Num tempo onde a apreensão instantânea do mundo torna o olhar o mais das vezes desatento, a exposição é um convite ao visitante para se ater com mais atenção aos detalhes arquitetônicos presentes em Belo Horizonte, que, espalhados por toda a cidade, refletem a contribuição do pensamento e ação da arquitetura italiana na construção da cidade.

Assim, num primeiro nível, de apreensão primordialmente sensorial, a exposição trará 20 imagens de detalhes arquitetônicos – ornamentos, elementos escultóricos, pedaços de volumes, curvas – em fotografias de grandes formatos. Neste primeiro nível, o público será convidado a se defrontar, de forma intuitiva e mais imediata, com a presença estética desses elementos e com seu impacto visual. Em seguida, este nível de apreensão poderá ser complementado com um segundo nível, no qual o espectador fará a conexão dos elementos apresentados nas fotografias dos detalhes com os edifícios que os abrigam, numa apreensão da ordem do conhecimento arquitetônico.

A mostra é uma realização do Consulado da Itália em Belo Horizonte em parceria com o governo do Estado, conta com o apoio do Centro Cultural Banco do Brasil de Belo Horizonte e produção do Instituto de Estudos do Desenvolvimento Sustentável, também sediado na capital mineira.

Para oferecer segurança ao seu público e seus colaboradores, a entrada acontecerá mediante agendamento on-line via Eventim e com limite de acessos e de quantidade de pessoas nos espaços do prédio. O uso de máscara é obrigatório, assim como a disponibilização de álcool em gel, conforme determina o decreto da PBH. Os ingressos devem ser emitidos pelo site ou app Eventim com apresentação do QR Code na entrada do CCBB.

Modernidade – Planejada para substituir a antiga cidade colonial, Ouro Preto, Belo Horizonte se impõe como signo do desenvolvimento urbano planejado ao incorporar as inovações  impostas pelos novos tempos, numa modernidade que se anunciava na virada do século, rompendo a hegemonia quase absoluta do colonial, barroco e rococó portugueses.

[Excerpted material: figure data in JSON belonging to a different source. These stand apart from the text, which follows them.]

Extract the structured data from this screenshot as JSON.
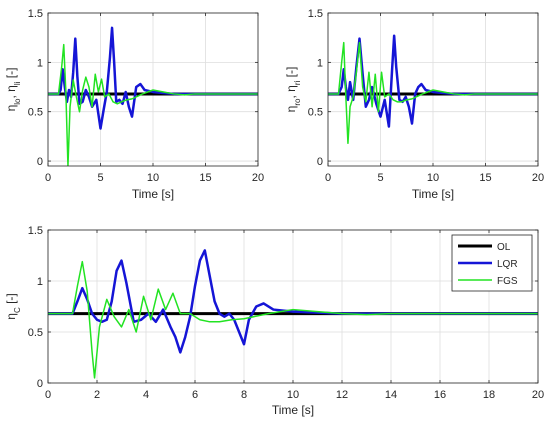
{
  "colors": {
    "OL": "#000000",
    "LQR": "#1515d6",
    "FGS": "#22e322",
    "grid": "#dedede",
    "axis": "#262626"
  },
  "chart_data": [
    {
      "type": "line",
      "id": "front-left",
      "xlabel": "Time [s]",
      "ylabel": {
        "base1": "η",
        "sub1": "lo",
        "sep": ", ",
        "base2": "η",
        "sub2": "li",
        "unit": " [-]"
      },
      "xlim": [
        0,
        20
      ],
      "ylim": [
        -0.05,
        1.5
      ],
      "xticks": [
        0,
        5,
        10,
        15,
        20
      ],
      "yticks": [
        0,
        0.5,
        1,
        1.5
      ],
      "xtick_labels": [
        "0",
        "5",
        "10",
        "15",
        "20"
      ],
      "ytick_labels": [
        "0",
        "0.5",
        "1",
        "1.5"
      ],
      "grid": true,
      "series": [
        {
          "name": "OL",
          "color": "#000000",
          "width": 3,
          "x": [
            0,
            20
          ],
          "y": [
            0.68,
            0.68
          ]
        },
        {
          "name": "LQR",
          "color": "#1515d6",
          "width": 2.5,
          "x": [
            0,
            1.0,
            1.2,
            1.4,
            1.6,
            1.8,
            2.0,
            2.2,
            2.4,
            2.6,
            2.8,
            3.0,
            3.3,
            3.6,
            3.9,
            4.2,
            4.6,
            5.0,
            5.3,
            5.6,
            5.9,
            6.1,
            6.3,
            6.5,
            6.8,
            7.1,
            7.4,
            7.7,
            8.0,
            8.4,
            8.8,
            9.2,
            10,
            11,
            12,
            14,
            20
          ],
          "y": [
            0.68,
            0.68,
            0.72,
            0.93,
            0.75,
            0.6,
            0.72,
            0.65,
            0.9,
            1.24,
            0.85,
            0.58,
            0.6,
            0.72,
            0.65,
            0.55,
            0.62,
            0.33,
            0.52,
            0.7,
            1.05,
            1.35,
            1.0,
            0.6,
            0.62,
            0.58,
            0.7,
            0.55,
            0.45,
            0.75,
            0.78,
            0.72,
            0.7,
            0.69,
            0.68,
            0.68,
            0.68
          ]
        },
        {
          "name": "FGS",
          "color": "#22e322",
          "width": 1.5,
          "x": [
            0,
            1.0,
            1.3,
            1.5,
            1.7,
            1.9,
            2.1,
            2.4,
            2.7,
            3.0,
            3.3,
            3.6,
            3.9,
            4.2,
            4.5,
            4.8,
            5.1,
            5.4,
            5.8,
            6.2,
            6.6,
            7.0,
            7.5,
            8.0,
            9.0,
            10.0,
            11.0,
            12.0,
            13.0,
            14,
            20
          ],
          "y": [
            0.68,
            0.68,
            0.95,
            1.18,
            0.7,
            -0.05,
            0.55,
            0.82,
            0.65,
            0.5,
            0.72,
            0.85,
            0.75,
            0.55,
            0.88,
            0.7,
            0.83,
            0.65,
            0.68,
            0.6,
            0.58,
            0.6,
            0.62,
            0.63,
            0.68,
            0.72,
            0.7,
            0.68,
            0.67,
            0.68,
            0.68
          ]
        }
      ]
    },
    {
      "type": "line",
      "id": "front-right",
      "xlabel": "Time [s]",
      "ylabel": {
        "base1": "η",
        "sub1": "ro",
        "sep": ", ",
        "base2": "η",
        "sub2": "ri",
        "unit": " [-]"
      },
      "xlim": [
        0,
        20
      ],
      "ylim": [
        -0.05,
        1.5
      ],
      "xticks": [
        0,
        5,
        10,
        15,
        20
      ],
      "yticks": [
        0,
        0.5,
        1,
        1.5
      ],
      "xtick_labels": [
        "0",
        "5",
        "10",
        "15",
        "20"
      ],
      "ytick_labels": [
        "0",
        "0.5",
        "1",
        "1.5"
      ],
      "grid": true,
      "series": [
        {
          "name": "OL",
          "color": "#000000",
          "width": 3,
          "x": [
            0,
            20
          ],
          "y": [
            0.68,
            0.68
          ]
        },
        {
          "name": "LQR",
          "color": "#1515d6",
          "width": 2.5,
          "x": [
            0,
            1.0,
            1.3,
            1.5,
            1.7,
            1.9,
            2.1,
            2.4,
            2.7,
            3.0,
            3.3,
            3.6,
            3.9,
            4.2,
            4.6,
            5.0,
            5.4,
            5.8,
            6.1,
            6.3,
            6.5,
            6.8,
            7.1,
            7.4,
            7.7,
            8.0,
            8.3,
            8.6,
            8.9,
            9.3,
            10,
            11,
            12,
            14,
            20
          ],
          "y": [
            0.68,
            0.68,
            0.75,
            0.93,
            0.75,
            0.62,
            0.8,
            0.62,
            0.95,
            1.24,
            0.88,
            0.55,
            0.62,
            0.75,
            0.58,
            0.45,
            0.62,
            0.35,
            0.92,
            1.27,
            0.95,
            0.62,
            0.6,
            0.65,
            0.55,
            0.38,
            0.68,
            0.75,
            0.78,
            0.72,
            0.7,
            0.69,
            0.68,
            0.68,
            0.68
          ]
        },
        {
          "name": "FGS",
          "color": "#22e322",
          "width": 1.5,
          "x": [
            0,
            1.0,
            1.3,
            1.5,
            1.7,
            1.9,
            2.1,
            2.4,
            2.7,
            3.0,
            3.3,
            3.6,
            3.9,
            4.2,
            4.5,
            4.8,
            5.1,
            5.4,
            5.8,
            6.2,
            6.6,
            7.0,
            7.5,
            8.0,
            9.0,
            10.0,
            11.0,
            12.0,
            13.0,
            14,
            20
          ],
          "y": [
            0.68,
            0.68,
            1.0,
            1.2,
            0.65,
            0.18,
            0.55,
            0.65,
            0.9,
            1.2,
            0.75,
            0.6,
            0.9,
            0.55,
            0.88,
            0.5,
            0.9,
            0.65,
            0.68,
            0.62,
            0.6,
            0.6,
            0.62,
            0.63,
            0.68,
            0.72,
            0.7,
            0.68,
            0.67,
            0.68,
            0.68
          ]
        }
      ]
    },
    {
      "type": "line",
      "id": "centre",
      "xlabel": "Time [s]",
      "ylabel": {
        "base1": "η",
        "sub1": "C",
        "sep": "",
        "base2": "",
        "sub2": "",
        "unit": " [-]"
      },
      "xlim": [
        0,
        20
      ],
      "ylim": [
        0,
        1.5
      ],
      "xticks": [
        0,
        2,
        4,
        6,
        8,
        10,
        12,
        14,
        16,
        18,
        20
      ],
      "yticks": [
        0,
        0.5,
        1,
        1.5
      ],
      "xtick_labels": [
        "0",
        "2",
        "4",
        "6",
        "8",
        "10",
        "12",
        "14",
        "16",
        "18",
        "20"
      ],
      "ytick_labels": [
        "0",
        "0.5",
        "1",
        "1.5"
      ],
      "grid": true,
      "legend": {
        "placement": "top-right",
        "entries": [
          "OL",
          "LQR",
          "FGS"
        ]
      },
      "series": [
        {
          "name": "OL",
          "color": "#000000",
          "width": 3,
          "x": [
            0,
            20
          ],
          "y": [
            0.68,
            0.68
          ]
        },
        {
          "name": "LQR",
          "color": "#1515d6",
          "width": 2.5,
          "x": [
            0,
            1.0,
            1.2,
            1.4,
            1.6,
            1.8,
            2.0,
            2.2,
            2.4,
            2.6,
            2.8,
            3.0,
            3.2,
            3.5,
            3.8,
            4.1,
            4.4,
            4.7,
            5.0,
            5.2,
            5.4,
            5.6,
            5.8,
            6.0,
            6.2,
            6.4,
            6.6,
            6.8,
            7.0,
            7.2,
            7.4,
            7.6,
            7.8,
            8.0,
            8.2,
            8.5,
            8.8,
            9.2,
            10,
            11,
            12,
            14,
            20
          ],
          "y": [
            0.68,
            0.68,
            0.8,
            0.93,
            0.82,
            0.68,
            0.62,
            0.6,
            0.62,
            0.8,
            1.1,
            1.2,
            0.98,
            0.6,
            0.62,
            0.68,
            0.6,
            0.72,
            0.55,
            0.45,
            0.3,
            0.45,
            0.65,
            0.95,
            1.2,
            1.3,
            1.05,
            0.8,
            0.68,
            0.65,
            0.68,
            0.62,
            0.5,
            0.38,
            0.62,
            0.75,
            0.78,
            0.72,
            0.7,
            0.69,
            0.68,
            0.68,
            0.68
          ]
        },
        {
          "name": "FGS",
          "color": "#22e322",
          "width": 1.5,
          "x": [
            0,
            1.0,
            1.2,
            1.4,
            1.6,
            1.8,
            1.9,
            2.1,
            2.4,
            2.7,
            3.0,
            3.3,
            3.6,
            3.9,
            4.2,
            4.5,
            4.8,
            5.1,
            5.4,
            5.8,
            6.2,
            6.6,
            7.0,
            7.5,
            8.0,
            9.0,
            10.0,
            11.0,
            12.0,
            13.0,
            14,
            20
          ],
          "y": [
            0.68,
            0.68,
            0.95,
            1.19,
            0.9,
            0.3,
            0.05,
            0.55,
            0.82,
            0.65,
            0.55,
            0.72,
            0.5,
            0.85,
            0.62,
            0.92,
            0.72,
            0.88,
            0.68,
            0.68,
            0.62,
            0.6,
            0.6,
            0.62,
            0.63,
            0.68,
            0.72,
            0.7,
            0.68,
            0.67,
            0.68,
            0.68
          ]
        }
      ]
    }
  ]
}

“Belo Horizonte surge como uma cidade moderna e, como tal, infiel a si mesma. Contar a história da sua arquitetura é nada menos que evocar a própria construção da cidade, deter-se nas modernidades que, em sucessão, vêm demarcando seu território. No arco que cobre do ecletismo ao pós-moderno, presencia-se a retomada de um frutífero diálogo com a tradição, passando do déco ao modernismo na produção de diversas imagens da modernidade que lhe imprimem significativa marca”, destacam os curadores.

A imigração estrangeira para Minas Gerais faz parte do contexto geral de imigração para o Brasil, que aconteceu entre o fim do século XIX e início do século XX. Segundo as estatísticas oficiais – certamente os números reais foram bem maiores –, entraram em Minas Gerais 61.260 imigrantes entre 1894 e 1897, sendo que 50 mil eram italianos.